Bayer overhauled its media practices in 2017, building a team to report on ad platform data – bids, clearing prices and inventory – and re-examining its agency and vendor contracts, Rasp said. But that still doesn’t break down the split of every dollar within the supply chain.

Wright said AT&T began piloting its blockchain solution early this year.

“We’re a significant investor in the bidded programmatic space, and we have a significant stake in understanding where our money goes and if we’re getting our money’s worth,” Wright said.

He didn’t want to pin down a specific timeline for the test – although he anticipated the first round would be complete “in the near future.” Once the results come back, AT&T will summarize its findings and plan its next step.

Like Rasp, Wright sees the value in shoring up vendor contracts to understand which middleman is providing what value at what price. “But first you need to know who to assess that to, and you can’t get that until you know who’s in [the supply chain,” Wright added.

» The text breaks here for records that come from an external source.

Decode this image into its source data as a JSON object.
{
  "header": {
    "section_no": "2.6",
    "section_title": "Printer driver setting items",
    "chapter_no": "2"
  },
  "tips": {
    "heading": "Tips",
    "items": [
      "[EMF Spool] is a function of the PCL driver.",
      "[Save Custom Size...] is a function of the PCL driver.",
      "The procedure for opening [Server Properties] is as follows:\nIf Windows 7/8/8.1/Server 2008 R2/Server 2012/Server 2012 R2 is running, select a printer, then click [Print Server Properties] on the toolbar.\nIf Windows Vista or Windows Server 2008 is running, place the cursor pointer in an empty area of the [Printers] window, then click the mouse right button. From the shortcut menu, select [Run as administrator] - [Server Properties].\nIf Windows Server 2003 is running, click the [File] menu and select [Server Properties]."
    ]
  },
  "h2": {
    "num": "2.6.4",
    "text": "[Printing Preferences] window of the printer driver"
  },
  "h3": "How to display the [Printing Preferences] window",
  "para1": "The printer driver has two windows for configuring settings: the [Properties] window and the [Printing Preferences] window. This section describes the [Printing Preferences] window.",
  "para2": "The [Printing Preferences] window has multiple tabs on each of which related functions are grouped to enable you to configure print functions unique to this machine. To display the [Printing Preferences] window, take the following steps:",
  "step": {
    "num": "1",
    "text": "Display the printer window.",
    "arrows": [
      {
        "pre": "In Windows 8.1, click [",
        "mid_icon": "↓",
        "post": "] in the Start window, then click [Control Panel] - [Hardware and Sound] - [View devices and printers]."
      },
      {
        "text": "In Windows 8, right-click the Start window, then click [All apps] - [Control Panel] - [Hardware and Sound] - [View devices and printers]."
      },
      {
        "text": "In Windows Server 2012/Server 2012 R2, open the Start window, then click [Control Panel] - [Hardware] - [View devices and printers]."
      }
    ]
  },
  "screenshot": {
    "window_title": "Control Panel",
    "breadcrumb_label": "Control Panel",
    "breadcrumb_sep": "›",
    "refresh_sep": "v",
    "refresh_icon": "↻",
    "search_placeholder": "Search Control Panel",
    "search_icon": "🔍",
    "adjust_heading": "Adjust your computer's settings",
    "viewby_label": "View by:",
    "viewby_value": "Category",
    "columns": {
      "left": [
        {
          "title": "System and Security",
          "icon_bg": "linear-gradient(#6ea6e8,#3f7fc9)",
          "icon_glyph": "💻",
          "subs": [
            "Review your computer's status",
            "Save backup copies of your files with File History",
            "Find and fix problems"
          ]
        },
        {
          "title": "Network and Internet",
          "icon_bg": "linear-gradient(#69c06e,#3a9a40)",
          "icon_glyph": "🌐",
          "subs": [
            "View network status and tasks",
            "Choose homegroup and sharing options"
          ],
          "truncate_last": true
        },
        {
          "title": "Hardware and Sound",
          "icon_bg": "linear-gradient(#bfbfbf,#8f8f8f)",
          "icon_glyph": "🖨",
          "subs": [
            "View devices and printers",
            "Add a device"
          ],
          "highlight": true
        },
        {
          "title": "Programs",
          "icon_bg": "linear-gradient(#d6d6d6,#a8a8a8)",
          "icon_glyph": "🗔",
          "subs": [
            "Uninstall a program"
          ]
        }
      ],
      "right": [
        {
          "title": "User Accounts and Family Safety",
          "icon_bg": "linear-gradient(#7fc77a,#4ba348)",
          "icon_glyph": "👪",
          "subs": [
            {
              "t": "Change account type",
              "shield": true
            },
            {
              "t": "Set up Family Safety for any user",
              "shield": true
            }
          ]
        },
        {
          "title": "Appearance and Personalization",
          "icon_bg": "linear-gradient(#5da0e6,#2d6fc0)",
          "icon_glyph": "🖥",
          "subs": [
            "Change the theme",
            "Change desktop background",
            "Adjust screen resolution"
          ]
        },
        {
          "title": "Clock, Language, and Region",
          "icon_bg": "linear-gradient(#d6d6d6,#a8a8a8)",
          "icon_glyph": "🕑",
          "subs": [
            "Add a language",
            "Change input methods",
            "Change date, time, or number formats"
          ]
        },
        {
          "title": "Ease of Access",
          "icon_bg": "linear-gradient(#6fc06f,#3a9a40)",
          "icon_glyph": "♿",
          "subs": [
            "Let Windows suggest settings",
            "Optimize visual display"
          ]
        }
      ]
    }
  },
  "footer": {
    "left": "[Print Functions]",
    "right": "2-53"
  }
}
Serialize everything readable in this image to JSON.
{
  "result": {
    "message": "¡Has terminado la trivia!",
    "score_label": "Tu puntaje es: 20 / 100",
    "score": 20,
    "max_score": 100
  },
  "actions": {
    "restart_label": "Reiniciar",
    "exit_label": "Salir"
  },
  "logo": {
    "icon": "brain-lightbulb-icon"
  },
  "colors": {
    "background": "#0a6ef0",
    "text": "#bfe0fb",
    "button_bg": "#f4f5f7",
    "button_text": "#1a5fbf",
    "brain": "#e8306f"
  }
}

AT&T is also working with AdFin, whose solution complements Amino’s.

And Amino is certainly building on the momentum, with a $4.5 million seed investment announced Wednesday and led by First Round Capital to expand Amino’s footprint in the market.

Amino has integrations with the buying platform Dstillery and with AppNexus, which as a DSP-SSP hybrid is uniquely suited for the blockchain tech partnership.

The gang gets together

Of course, it’s impossible for blockchain to reveal who’s in the supply chain if all the stakeholders aren’t somehow connected.

Building inventory at scale is a headache for blockchain vendors because they need to add media networks or publishers one by one, but AppNexus eliminates this hassle by integrating almost its entire supply network.

AppNexus started working with Amino and other blockchain initiatives as a potentially better way to manage reconciliation in digital media, co-founder and CEO Brian O’Kelley told AdExchanger last October regarding its partnership with Amino.

The ad tech platform added a “trust and transparency rider” to its media network and publisher contracts last year, O’Kelley said, which includes permission to apply inventory for blockchain partner campaigns.

For AppNexus, though, the appeal of blockchain-based ads comes from mollifying brands.

The past year has seen a string of lawsuits over unreconciled ad campaigns. Uber sued the Dentsu-owned mobile agency Fetch, The Guardian sued Rubicon Project, and DataXu and RhythmOne are in a cycle of suit-countersuit.

AppNexus experimented with blockchain-based tech as a way to resolve these campaign issues, O’Kelley said, because brands are more likely now to refuse payment over reporting errors or confusion around, say, whether a bid should have been on a first- or second-price auction, prompting cascading lawsuits in the supply chain.

Bayer previously ran a portion of its programmatic spend through AppNexus, and the difference now is that its spend on the platform will come with guaranteed reporting on fees paid to intermediaries and the amount spent per unit of inventory, Rasp said.

He expects to consolidate more spend with AppNexus over the course of the year as insights from the platform show what’s working and what’s not.

The pharma giant is more aggressively turning off vendors, data suppliers or media companies that don’t demonstrate value under Bayer’s more rigorous standards, and Rasp said he expects savings to materialize as it trims its roster of spoofed inventory or non-performing media based on Amino reporting.

Eventually Bayer would prefer to be able to pay for media directly on the platform, with prompt and guaranteed payments as a “carrot” to entice agencies and ad tech companies into the system, Rasp said.

Agencies and ad tech companies face a payment-cycle dilemma because publishers must be paid immediately for inventory but advertisers pay vendors on weeks or months-long cycles. And brands are looking everywhere they can for leverage in reshaping uncooperative digital media intermediaries.

“The majority of every dollar should be focused on outcomes for the business and not the players who own part of the marketing process in between,” Rasp said.